A Presidency Increasingly Guided by Suspicion and Distrust

John A. Farrell, a Nixon biographer, said most other presidents managed to contain or disguise their paranoid elements, but it drove Johnson and Nixon to extremes that were ultimately self-destructive. Mr. Trump, he said, sees no need to hide it.

“He has responded to criticism, opposition and other curbs on his power with a vulgar energy and the vile Nixonian strategy that making Americans hate each other is a potent way to seize and secure power,” Mr. Farrell said. “It is no accident that a president acting this way comes from a chain of influences that includes Roy Cohn and Roger Stone.”

Mr. Trump’s advisers and defenders turn to the old nostrum — just because he may be paranoid does not mean people are not out to get him. The relentless investigations against him, the trash-talking text messages by F.B.I. officials, the excesses of the surveillance warrant on a former campaign adviser, the longtime lawyer-fixer who turned against him, the whistle-blower who took his concerns to House Democrats, all of it, they said, has contributed to an understandable defensiveness.

“Trump came to office with an almost pathological distrust of others and an irresistible impulse to attack any perceived threat,” said Jonathan Turley, a law professor at George Washington University who testified against impeachment last year before the House Judiciary Committee. “The well-documented bias in the F.B.I. and Justice Department against Trump fuels his suspicions and tendency to counterpunch.
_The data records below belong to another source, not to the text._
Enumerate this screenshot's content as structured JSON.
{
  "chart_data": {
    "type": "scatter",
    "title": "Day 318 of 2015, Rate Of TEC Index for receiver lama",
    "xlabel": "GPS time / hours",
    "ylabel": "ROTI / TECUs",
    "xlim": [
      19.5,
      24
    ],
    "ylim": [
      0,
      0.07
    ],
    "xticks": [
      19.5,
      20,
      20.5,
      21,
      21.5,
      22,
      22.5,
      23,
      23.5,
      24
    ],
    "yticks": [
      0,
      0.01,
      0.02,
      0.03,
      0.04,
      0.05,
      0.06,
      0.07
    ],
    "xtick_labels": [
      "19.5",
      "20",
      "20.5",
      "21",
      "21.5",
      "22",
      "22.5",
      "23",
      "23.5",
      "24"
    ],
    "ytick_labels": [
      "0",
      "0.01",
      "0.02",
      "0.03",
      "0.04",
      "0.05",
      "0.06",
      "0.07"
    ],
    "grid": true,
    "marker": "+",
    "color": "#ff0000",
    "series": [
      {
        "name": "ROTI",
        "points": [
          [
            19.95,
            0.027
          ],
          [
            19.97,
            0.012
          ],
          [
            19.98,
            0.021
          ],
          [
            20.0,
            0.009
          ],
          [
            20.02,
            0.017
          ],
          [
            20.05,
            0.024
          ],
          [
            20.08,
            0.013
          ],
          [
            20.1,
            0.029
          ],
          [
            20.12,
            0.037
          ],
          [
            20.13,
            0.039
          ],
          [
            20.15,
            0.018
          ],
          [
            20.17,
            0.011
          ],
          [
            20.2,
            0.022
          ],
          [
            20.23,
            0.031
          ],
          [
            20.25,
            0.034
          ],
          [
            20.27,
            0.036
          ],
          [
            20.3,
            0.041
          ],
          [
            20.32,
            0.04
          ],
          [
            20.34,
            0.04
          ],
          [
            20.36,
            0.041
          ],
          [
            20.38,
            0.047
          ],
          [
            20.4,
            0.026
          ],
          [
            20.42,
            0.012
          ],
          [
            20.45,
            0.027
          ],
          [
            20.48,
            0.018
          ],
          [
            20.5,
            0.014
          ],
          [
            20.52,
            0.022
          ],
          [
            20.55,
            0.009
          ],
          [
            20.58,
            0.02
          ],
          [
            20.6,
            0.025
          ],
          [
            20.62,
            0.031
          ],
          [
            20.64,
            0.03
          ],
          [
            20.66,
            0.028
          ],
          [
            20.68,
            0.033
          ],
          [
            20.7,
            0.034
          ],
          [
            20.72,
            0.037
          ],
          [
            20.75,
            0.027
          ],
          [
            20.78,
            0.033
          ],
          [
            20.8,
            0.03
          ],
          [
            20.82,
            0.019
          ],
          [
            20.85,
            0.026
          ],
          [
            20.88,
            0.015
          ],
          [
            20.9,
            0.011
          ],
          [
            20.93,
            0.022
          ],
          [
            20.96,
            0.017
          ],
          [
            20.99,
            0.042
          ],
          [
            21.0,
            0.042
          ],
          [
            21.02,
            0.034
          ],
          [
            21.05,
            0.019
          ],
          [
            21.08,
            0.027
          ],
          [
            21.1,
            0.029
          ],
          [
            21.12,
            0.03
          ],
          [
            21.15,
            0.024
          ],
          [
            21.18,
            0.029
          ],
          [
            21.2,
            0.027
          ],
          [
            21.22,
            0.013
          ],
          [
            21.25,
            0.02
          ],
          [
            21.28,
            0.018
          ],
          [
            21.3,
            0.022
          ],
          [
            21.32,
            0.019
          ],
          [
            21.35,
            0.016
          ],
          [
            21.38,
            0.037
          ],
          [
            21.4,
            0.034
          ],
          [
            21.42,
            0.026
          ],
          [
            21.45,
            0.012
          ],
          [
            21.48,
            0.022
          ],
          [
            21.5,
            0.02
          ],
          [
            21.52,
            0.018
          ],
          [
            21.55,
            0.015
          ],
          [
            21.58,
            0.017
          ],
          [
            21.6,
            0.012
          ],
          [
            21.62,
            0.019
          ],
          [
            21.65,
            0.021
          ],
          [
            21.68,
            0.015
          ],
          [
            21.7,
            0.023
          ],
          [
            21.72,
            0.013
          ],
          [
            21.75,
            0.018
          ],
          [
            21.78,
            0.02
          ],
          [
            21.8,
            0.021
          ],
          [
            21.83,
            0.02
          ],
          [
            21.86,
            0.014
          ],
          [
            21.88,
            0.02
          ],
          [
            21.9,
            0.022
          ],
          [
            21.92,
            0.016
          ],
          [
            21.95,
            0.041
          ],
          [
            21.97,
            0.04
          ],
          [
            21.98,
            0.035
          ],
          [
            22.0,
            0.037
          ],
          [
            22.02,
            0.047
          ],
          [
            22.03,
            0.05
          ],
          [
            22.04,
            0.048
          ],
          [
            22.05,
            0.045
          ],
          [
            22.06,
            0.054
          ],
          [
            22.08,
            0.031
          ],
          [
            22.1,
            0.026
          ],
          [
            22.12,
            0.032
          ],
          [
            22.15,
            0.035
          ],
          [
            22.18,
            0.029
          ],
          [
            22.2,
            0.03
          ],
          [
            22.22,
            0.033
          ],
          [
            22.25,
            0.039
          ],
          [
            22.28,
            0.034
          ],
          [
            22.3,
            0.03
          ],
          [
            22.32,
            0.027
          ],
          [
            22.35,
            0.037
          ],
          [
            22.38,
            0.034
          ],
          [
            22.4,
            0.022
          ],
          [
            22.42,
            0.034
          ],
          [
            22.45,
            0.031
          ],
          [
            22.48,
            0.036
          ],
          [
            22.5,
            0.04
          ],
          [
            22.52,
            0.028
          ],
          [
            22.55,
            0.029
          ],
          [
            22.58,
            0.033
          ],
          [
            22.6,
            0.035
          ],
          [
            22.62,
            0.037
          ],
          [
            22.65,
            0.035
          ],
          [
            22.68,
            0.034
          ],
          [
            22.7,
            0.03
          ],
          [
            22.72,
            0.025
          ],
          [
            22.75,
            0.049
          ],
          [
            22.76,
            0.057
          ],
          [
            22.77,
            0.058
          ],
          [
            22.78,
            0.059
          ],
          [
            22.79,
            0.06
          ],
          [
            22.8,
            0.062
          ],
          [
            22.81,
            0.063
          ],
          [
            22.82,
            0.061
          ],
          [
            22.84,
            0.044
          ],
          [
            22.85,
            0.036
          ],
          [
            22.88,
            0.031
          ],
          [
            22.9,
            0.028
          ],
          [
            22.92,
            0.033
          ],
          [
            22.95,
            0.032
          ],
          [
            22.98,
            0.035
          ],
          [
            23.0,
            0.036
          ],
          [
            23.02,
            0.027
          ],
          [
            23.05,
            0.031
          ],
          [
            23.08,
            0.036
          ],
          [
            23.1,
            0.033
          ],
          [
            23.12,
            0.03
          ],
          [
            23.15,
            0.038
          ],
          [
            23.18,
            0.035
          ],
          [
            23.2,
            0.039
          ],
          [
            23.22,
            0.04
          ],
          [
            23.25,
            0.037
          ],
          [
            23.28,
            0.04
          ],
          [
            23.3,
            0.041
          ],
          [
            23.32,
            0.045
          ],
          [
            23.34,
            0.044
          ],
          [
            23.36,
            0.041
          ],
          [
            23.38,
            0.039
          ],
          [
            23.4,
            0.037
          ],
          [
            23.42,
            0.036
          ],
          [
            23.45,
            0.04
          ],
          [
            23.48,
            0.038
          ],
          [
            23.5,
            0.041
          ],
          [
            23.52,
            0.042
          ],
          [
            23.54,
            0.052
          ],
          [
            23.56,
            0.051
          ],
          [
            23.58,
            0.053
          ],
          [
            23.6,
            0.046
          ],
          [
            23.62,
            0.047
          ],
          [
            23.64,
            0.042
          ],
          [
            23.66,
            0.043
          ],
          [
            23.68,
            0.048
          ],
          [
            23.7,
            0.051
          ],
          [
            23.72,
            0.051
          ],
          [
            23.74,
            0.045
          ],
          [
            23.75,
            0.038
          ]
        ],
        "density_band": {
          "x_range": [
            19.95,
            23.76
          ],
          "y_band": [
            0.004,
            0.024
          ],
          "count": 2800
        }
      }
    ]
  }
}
Both his perceptions and his responses became more exaggerated.

“However,” Mr. Turley added, “his suspicions were validated to some degree in these investigations — something that many refuse to acknowledge. He came to Washington with an agenda that was highly antagonistic and threatening to the status quo. It was immediately clear that he faced deep opposition to his agenda.”

As with so many aspects of his personality, the seeds of Mr. Trump’s reaction may lie in his biography. Michael D’Antonio, the author of “The Truth About Trump,” recalled that the future president was raised by a father who taught him that all of life is a battle for power and that he should be a “killer.” Mr. Trump, Mr. D’Antonio said, came to see others as useful for his own purposes or obstacles to be crushed.

“In this way, he’s forcing us all to live in the world that once existed only in Trump’s mind and in his close circle,” Mr. D’Antonio said. “Here, in Trump’s America, we’re to believe that all institutions are corrupt. No one is to be trusted. Those who would speak against him hesitate. Words of protest and revelations that might be made by whistle-blowers are stifled by fear. This is the world Trump has always inhabited and he wants us to live there too.”

Peter Baker reported from Washington, and Maggie Haberman from New York.